War Medal of Military Virtue
In 1880 Carol I of Romania, the first ruler of the Hohenzollern-Sigmaringen dynasty, instituted a new Medal of Military Virtue. This one was given for bravery only during wartime. Soldiers who had earned the medal during wartime were able to trade in their old medal for a new wartime version, the War Medal of Military Virtue (Medalia Virtutea Militara de Razboi).
Read more about this topic: Military Virtue Medal
Famous quotes containing the words war, military and/or virtue:
“I have never believed that war settled anything satisfactorily, but I am not entirely sure that some times there are certain situations in the world such as we have in actuality when a country is worse off when it does not go to war for its principles than if it went to war.”
—Eleanor Roosevelt (18841962)
“The schoolmaster is abroad!
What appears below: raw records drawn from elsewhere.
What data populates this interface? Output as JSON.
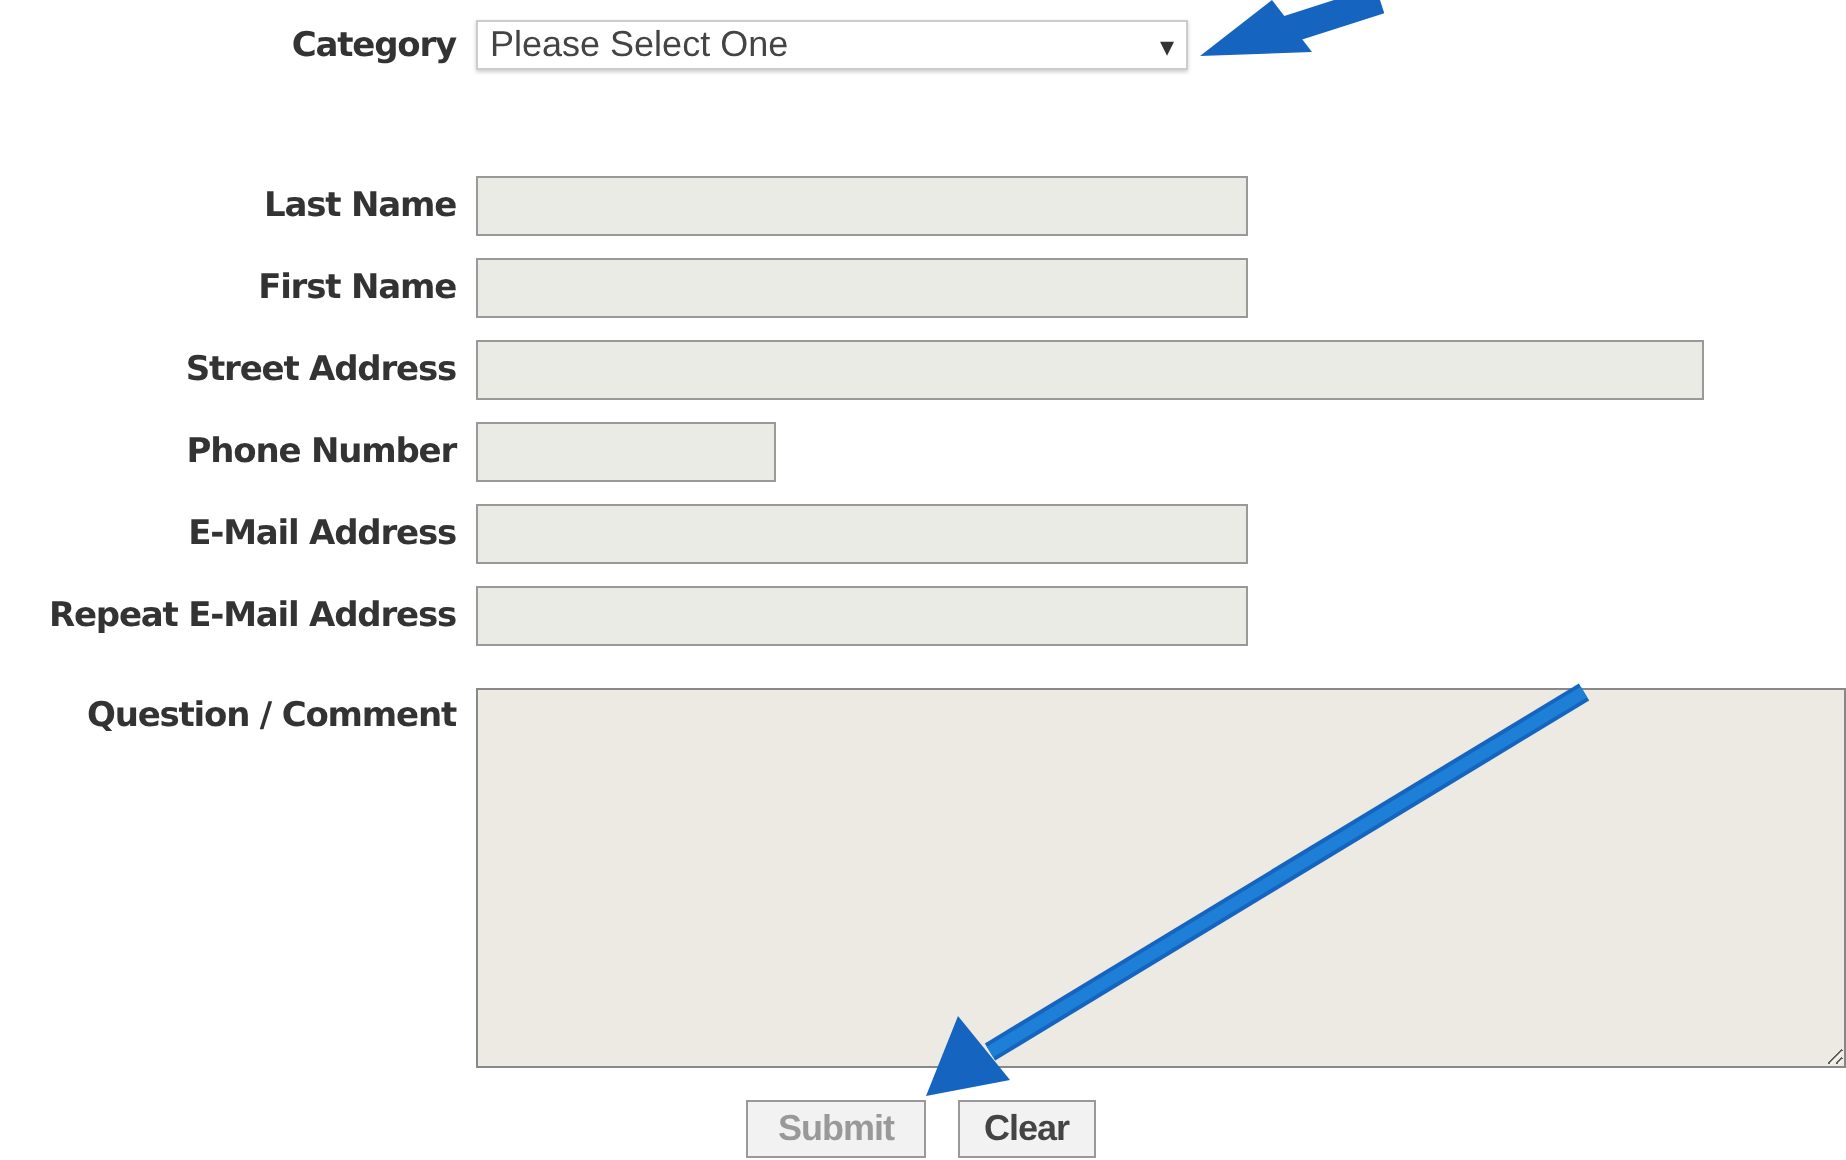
{
  "category": {
    "label": "Category",
    "value": "Please Select One",
    "caret": "▾"
  },
  "fields": [
    {
      "label": "Last Name",
      "kind": "medium"
    },
    {
      "label": "First Name",
      "kind": "medium"
    },
    {
      "label": "Street Address",
      "kind": "long"
    },
    {
      "label": "Phone Number",
      "kind": "short"
    },
    {
      "label": "E-Mail Address",
      "kind": "medium"
    },
    {
      "label": "Repeat E-Mail Address",
      "kind": "medium"
    }
  ],
  "comment": {
    "label": "Question / Comment"
  },
  "buttons": [
    {
      "label": "Submit",
      "disabled": true
    },
    {
      "label": "Clear",
      "disabled": false
    }
  ]
}
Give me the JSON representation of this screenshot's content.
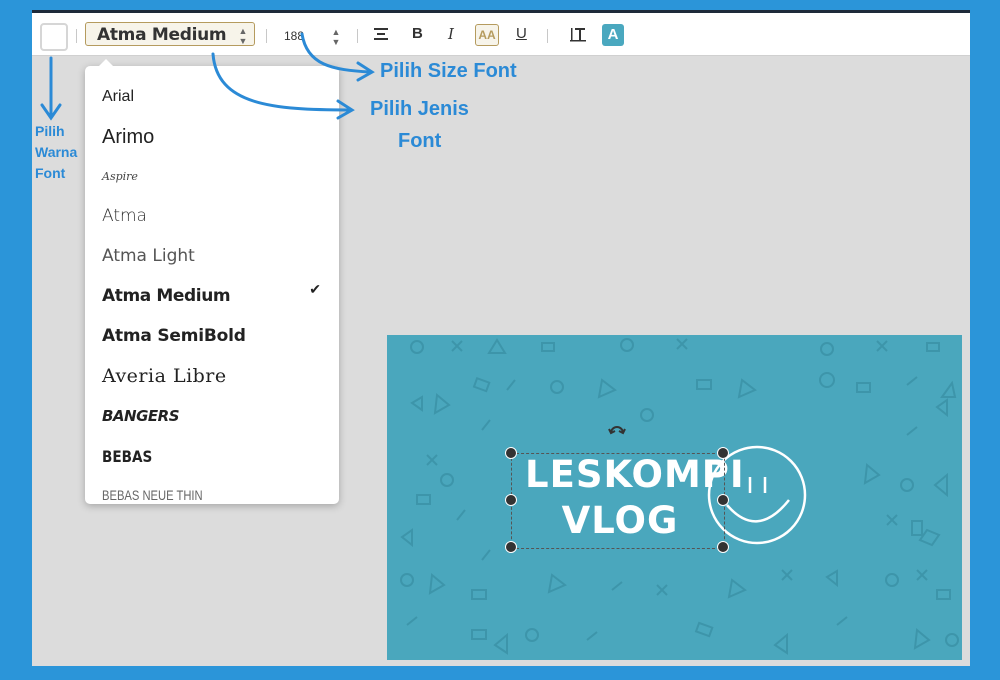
{
  "toolbar": {
    "font_select": "Atma Medium",
    "font_size": "188",
    "align_icon": "align-center-icon",
    "bold_label": "B",
    "italic_label": "I",
    "uppercase_label": "AA",
    "underline_label": "U",
    "line_height_icon": "line-height-icon",
    "text_bg_label": "A",
    "spinner_arrows": "▲▼"
  },
  "font_dropdown": {
    "options": [
      {
        "label": "Arial"
      },
      {
        "label": "Arimo"
      },
      {
        "label": "Aspire"
      },
      {
        "label": "Atma"
      },
      {
        "label": "Atma Light"
      },
      {
        "label": "Atma Medium",
        "selected": true
      },
      {
        "label": "Atma SemiBold"
      },
      {
        "label": "Averia Libre"
      },
      {
        "label": "BANGERS"
      },
      {
        "label": "BEBAS"
      },
      {
        "label": "BEBAS NEUE THIN"
      }
    ],
    "check_mark": "✔"
  },
  "canvas": {
    "logo_line1": "LESKOMPI",
    "logo_line2": "VLOG",
    "background_color": "#4aa7bd"
  },
  "annotations": {
    "size_font": "Pilih Size Font",
    "jenis_font_line1": "Pilih Jenis",
    "jenis_font_line2": "Font",
    "warna_line1": "Pilih",
    "warna_line2": "Warna",
    "warna_line3": "Font",
    "color": "#2b8ad6"
  }
}
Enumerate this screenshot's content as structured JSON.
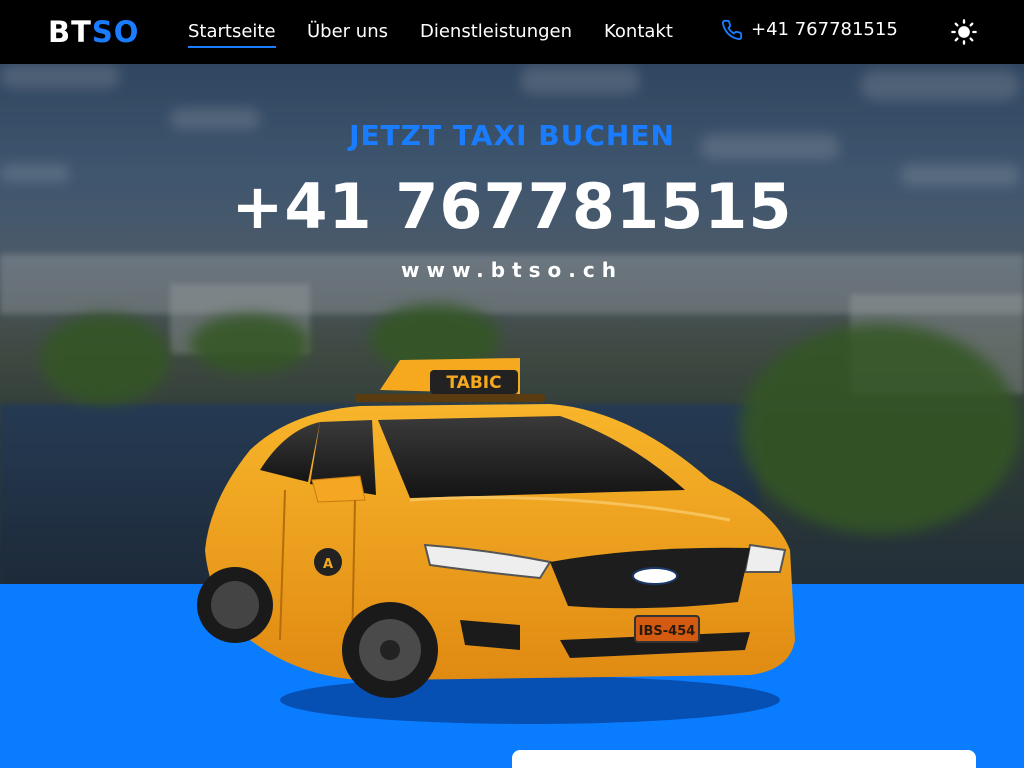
{
  "nav": {
    "logo_part1": "BT",
    "logo_part2": "SO",
    "links": [
      {
        "label": "Startseite"
      },
      {
        "label": "Über uns"
      },
      {
        "label": "Dienstleistungen"
      },
      {
        "label": "Kontakt"
      }
    ],
    "active": "Startseite",
    "phone": "+41 767781515",
    "icons": {
      "phone": "phone-icon",
      "theme": "sun-icon"
    }
  },
  "hero": {
    "tagline": "JETZT TAXI BUCHEN",
    "phone": "+41 767781515",
    "website": "www.btso.ch",
    "taxi_sign": "TABIC",
    "plate": "IBS-454"
  },
  "colors": {
    "accent": "#1a7cff",
    "navbar": "#000000",
    "band": "#0a7cff",
    "taxi": "#f4a21a"
  }
}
And I trust to him armed with his primer against the soldier in full military array.”
—Jeremy Bentham (17481832)
“Men are to be guided only by their self-interests. Good government is a good balancing of these; and, except a keen eye and appetite for self-interest, requires no virtue in any quarter. To both parties it is emphatically a machine: to the discontented, a taxing- machine; to the contented, a machine for securing property. Its duties and its faults are not those of a father, but of an active parish-constable.”